Le jour n’était pas tout à fait ingrat, un après-midi hivernal sans histoire, sans neige, sans glace, sans soleil éclatant. Le ciel est pâle mais pas sans lumière et les cils s’ourlent de gouttes. Les mains cherchent la chaleur d’une étoffe ou d’une autre main, qui sait. La terre colle aux semelles, le grès rose colore les flaques.
Les arbres ne le savent pas, mais c’est le premier jour de l’année. L’année n’a pas été aussi tendre que leur écorce mouillée. D’autres vies que les leurs ont été bouleversées, bousculées. On a moins bourlingué. On a été forcé d’adopter une certaine fixité, semblable à celles des végétaux. D’ailleurs, on a pas mal végété. Enfin, pas tous. Certains ont connu peu de répit.
Pendant les deux premiers mois d’une année, les journées ont tendance à se ressembler. Ici, la grisaille ; souvent, continuellement. L’azur se lit quelque fois entre les nuages gris et blancs, pareil à une muette note d’espoir.

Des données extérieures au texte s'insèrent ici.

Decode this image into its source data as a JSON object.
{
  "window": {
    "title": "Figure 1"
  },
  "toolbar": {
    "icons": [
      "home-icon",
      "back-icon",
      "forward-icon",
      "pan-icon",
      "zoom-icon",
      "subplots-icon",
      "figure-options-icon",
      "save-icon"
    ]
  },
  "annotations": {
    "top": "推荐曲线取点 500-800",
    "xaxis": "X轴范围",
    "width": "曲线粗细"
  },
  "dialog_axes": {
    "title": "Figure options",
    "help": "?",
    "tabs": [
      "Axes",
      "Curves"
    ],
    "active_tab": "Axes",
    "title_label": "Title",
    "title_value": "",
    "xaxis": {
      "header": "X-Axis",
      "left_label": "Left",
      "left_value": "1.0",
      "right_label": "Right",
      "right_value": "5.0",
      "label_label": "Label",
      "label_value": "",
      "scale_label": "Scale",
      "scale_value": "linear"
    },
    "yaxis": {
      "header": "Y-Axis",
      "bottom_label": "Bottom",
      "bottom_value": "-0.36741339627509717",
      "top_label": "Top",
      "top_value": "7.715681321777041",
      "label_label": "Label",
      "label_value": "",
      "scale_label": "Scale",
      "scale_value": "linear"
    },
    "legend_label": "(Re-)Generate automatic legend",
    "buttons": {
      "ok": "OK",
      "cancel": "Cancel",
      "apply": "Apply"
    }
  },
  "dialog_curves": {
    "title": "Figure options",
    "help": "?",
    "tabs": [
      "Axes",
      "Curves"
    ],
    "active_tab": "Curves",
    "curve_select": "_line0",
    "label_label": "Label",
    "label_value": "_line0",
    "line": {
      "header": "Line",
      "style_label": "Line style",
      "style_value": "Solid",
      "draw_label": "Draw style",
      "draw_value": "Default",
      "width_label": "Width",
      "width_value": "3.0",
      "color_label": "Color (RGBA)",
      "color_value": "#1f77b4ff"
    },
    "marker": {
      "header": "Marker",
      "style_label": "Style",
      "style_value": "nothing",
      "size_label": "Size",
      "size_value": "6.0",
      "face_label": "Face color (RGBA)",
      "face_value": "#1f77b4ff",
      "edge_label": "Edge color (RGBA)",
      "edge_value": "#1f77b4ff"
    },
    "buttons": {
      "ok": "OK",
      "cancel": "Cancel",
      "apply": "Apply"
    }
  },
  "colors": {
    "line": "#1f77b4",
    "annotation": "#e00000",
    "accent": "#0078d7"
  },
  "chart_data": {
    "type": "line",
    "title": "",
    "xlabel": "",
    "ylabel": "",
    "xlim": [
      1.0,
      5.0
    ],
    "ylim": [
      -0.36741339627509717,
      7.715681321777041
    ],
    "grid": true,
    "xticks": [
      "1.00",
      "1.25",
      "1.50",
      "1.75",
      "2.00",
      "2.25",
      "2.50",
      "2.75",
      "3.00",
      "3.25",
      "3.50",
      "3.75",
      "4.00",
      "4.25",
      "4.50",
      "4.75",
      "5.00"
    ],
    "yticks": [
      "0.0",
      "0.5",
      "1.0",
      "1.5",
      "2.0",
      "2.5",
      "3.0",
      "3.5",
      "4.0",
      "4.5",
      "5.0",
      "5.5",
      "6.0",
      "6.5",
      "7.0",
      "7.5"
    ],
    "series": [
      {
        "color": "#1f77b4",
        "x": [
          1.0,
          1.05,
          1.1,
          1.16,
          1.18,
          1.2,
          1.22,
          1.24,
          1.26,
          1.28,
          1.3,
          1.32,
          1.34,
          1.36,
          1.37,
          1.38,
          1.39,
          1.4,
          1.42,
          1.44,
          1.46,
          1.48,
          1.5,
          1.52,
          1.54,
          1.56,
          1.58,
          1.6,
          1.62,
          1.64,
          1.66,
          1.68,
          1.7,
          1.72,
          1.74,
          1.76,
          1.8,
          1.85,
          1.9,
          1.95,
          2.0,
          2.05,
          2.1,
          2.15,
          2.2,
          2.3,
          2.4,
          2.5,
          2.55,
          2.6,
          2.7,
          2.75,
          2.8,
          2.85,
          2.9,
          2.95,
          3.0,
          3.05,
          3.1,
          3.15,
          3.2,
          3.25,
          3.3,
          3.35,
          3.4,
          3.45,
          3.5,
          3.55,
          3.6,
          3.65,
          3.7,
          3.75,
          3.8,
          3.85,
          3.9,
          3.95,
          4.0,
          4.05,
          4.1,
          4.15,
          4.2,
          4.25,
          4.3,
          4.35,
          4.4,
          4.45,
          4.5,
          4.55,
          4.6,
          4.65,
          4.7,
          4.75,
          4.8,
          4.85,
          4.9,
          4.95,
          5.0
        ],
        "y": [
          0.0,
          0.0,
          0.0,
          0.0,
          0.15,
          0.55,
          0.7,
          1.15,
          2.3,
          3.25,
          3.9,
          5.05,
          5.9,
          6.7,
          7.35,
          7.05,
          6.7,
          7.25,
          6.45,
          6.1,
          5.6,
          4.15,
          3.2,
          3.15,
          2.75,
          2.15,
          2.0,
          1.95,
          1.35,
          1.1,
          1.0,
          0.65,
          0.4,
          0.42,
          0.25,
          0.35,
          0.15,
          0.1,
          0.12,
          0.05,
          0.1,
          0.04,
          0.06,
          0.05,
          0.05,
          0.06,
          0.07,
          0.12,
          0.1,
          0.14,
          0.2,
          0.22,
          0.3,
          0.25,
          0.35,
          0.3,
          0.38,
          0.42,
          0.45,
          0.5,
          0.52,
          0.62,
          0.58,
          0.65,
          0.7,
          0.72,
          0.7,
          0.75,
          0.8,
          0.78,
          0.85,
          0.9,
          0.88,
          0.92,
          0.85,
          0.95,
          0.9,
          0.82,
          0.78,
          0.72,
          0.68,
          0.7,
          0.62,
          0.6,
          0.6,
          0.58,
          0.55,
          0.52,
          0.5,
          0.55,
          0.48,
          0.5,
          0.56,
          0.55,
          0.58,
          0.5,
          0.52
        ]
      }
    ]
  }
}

Nous sommes humains, nous avons besoin de repères temporels à la minute, voire à la seconde près. Les portes du train ferment trente secondes avant l’heure du départ. À quoi bon les horaires ? Mais le retard d’une ou de deux minutes exaspère. 120 secondes de trop accélèrent les battements du coeur, la sueur et les enjambées. Les yeux fixés au cadran de la montre (non, il n’est pas assez précis) – les yeux fixés à un écran – le nez collé à la fenêtre du train avec l’espoir d’apercevoir dare-dare un quai et, surtout, la possibilité de s’y élancer. Tout ça pour ne pas rater un autre rendez-vous avec un horaire.
Nous n’avons jamais eu autant de secondes libres. C’est prouvé et compté. Mais ce temps retrouvé paraît illusoire. Il doit être utilisé, investi, épuisé à tout prix. Même l’ennui doit comporter des vertus productives.
C’était un jour pas tout à fait ingrat, un après-midi hivernal sans histoire, sans neige, et cetera. C’était le premier jour de l’année et les sapins, les cassenoix, la boue, les lombrics s’en foutaient.